Strether understood, so far as that went; but he was feeling for his clue. "She strikes you to-night as particularly magnificent?"

"Surely. Almost as I've never seen her. Doesn't she you? Why it's FOR you."

He persisted in his candour. "'For' me--?"

"Oh, oh, oh!" cried Miss Barrace, who persisted in the opposite of that quality.

"Well," he acutely admitted, "she IS different. She's gay. "

"She's gay!" Miss Barrace laughed. "And she has beautiful shoulders--though there's nothing different in that."

"No," said Strether, "one was sure of her shoulders. It isn't her shoulders."

His companion, with renewed mirth and the finest sense, between the puffs of her cigarette, of the drollery of things, appeared to find their conversation highly delightful. "Yes, it isn't her shoulders ."

"What then is it?" Strether earnestly enquired.

"Why, it's SHE--simply. It's her mood. It's her charm."

"Of course it's her charm, but we're speaking of the difference." "Well," Miss Barrace explained, "she's just brilliant, as we used to say. That's all. She's various. She's fifty women."

"Ah but only one"--Strether kept it clear--"at a time."

"Perhaps. But in fifty times--!"

"Oh we shan't come to that," our friend declared; and the next moment he had moved in another direction. "Will you answer me a plain question? Will she ever divorce?"

Miss Barrace looked at him through all her tortoise-shell. "Why should she?"

It wasn't what he had asked for, he signified; but he met it well enough. "To marry Chad."

"Why should she marry Chad?"

"Because I'm convinced she's very fond of him. She has done wonders for him."

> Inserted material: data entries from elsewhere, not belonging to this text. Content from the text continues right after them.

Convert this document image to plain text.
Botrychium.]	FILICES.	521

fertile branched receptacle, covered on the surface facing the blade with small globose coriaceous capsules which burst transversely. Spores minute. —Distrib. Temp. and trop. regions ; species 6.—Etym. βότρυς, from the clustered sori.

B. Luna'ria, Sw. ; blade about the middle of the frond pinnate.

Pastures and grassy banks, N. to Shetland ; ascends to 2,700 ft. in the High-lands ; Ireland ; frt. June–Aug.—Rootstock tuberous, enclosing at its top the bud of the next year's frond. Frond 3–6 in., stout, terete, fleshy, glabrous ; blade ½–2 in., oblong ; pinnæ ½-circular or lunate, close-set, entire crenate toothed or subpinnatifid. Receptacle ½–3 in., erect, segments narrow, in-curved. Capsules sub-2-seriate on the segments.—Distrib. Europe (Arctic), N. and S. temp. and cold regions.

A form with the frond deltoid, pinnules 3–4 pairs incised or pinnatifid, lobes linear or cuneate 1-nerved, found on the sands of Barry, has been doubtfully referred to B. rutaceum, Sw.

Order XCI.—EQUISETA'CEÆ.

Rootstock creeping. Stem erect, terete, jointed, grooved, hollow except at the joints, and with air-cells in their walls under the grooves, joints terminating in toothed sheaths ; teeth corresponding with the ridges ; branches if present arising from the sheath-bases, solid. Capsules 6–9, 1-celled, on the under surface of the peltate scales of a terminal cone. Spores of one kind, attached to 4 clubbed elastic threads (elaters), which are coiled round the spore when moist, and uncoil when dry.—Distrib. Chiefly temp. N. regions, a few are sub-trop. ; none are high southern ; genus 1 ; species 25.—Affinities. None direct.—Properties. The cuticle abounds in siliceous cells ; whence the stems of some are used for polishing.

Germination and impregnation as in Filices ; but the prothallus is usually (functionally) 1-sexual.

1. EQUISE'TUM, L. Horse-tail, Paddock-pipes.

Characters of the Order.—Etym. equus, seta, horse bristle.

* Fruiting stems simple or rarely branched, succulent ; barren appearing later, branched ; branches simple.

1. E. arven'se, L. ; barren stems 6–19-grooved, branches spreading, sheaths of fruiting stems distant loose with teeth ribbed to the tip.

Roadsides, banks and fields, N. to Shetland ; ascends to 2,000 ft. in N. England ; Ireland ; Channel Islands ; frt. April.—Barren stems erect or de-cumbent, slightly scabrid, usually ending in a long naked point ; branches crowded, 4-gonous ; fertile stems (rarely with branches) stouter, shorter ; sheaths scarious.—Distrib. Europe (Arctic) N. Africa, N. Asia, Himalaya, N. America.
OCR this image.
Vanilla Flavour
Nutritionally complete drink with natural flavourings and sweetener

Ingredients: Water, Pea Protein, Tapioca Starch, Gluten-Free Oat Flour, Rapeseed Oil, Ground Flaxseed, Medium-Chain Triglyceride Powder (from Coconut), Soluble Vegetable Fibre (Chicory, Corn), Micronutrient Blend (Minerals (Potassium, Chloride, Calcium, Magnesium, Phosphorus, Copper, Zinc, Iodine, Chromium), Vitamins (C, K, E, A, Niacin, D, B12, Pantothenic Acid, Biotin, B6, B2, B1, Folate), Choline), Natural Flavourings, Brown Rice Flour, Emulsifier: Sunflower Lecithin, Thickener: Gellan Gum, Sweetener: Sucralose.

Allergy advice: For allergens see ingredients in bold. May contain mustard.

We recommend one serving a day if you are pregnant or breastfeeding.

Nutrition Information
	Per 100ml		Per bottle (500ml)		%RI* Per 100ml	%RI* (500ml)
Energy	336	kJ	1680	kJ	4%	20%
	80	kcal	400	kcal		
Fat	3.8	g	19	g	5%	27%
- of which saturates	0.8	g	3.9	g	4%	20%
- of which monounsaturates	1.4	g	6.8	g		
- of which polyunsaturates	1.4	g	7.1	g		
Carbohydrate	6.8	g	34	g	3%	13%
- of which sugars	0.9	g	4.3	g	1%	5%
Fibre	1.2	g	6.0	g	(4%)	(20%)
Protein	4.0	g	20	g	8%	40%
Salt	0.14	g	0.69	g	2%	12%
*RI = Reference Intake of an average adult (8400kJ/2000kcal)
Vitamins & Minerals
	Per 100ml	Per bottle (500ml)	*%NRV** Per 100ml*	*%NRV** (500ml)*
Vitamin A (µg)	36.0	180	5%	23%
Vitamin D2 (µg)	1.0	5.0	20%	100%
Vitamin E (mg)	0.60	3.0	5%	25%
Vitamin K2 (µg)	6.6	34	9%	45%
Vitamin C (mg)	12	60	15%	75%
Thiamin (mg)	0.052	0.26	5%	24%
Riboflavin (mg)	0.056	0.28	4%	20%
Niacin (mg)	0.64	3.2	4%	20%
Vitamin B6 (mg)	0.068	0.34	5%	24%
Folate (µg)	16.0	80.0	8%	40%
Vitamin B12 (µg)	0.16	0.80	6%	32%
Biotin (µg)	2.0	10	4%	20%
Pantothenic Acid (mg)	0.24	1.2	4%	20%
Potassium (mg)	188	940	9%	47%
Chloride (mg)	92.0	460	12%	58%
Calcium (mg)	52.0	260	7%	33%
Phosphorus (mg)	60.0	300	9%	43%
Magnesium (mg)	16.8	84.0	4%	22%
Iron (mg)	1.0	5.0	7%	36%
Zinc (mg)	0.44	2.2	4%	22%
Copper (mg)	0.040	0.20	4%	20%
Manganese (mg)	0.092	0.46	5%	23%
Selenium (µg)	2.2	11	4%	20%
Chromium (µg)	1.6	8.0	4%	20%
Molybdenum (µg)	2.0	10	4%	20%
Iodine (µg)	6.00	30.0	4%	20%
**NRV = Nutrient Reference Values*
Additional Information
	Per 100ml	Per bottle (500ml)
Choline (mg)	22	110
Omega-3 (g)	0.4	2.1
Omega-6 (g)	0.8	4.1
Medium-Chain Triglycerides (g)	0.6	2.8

"Well then, how could she do more? Marrying a man, or woman either," Miss Barrace sagely went on, "is never the wonder for any Jack and Jill can bring THAT off. The wonder is their doing such things without marrying."

Strether considered a moment this proposition. "You mean it's so beautiful for our friends simply to go on so?"

But whatever he said made her laugh. "Beautiful."

He nevertheless insisted. "And THAT because it's disinterested?"

She was now, however, suddenly tired of the question. "Yes then-- call it that. Besides, she'll never divorce. Don't, moreover," she added, "believe everything you hear about her husband."

He's not then," Strether asked, "a wretch?"

"Oh yes. But charming."

"Do you know him?"

"I've met him. He's bien aimable."

"To every one but his wife?"

"Oh for all I know, to her too--to any, to every woman. I hope you at any rate," she pursued with a quick change, "appreciate the care I take of Mr. Waymarsh."

"Oh immensely." But Strether was not yet in line. "At all events," he roundly brought out, "the attachment's an innocent one."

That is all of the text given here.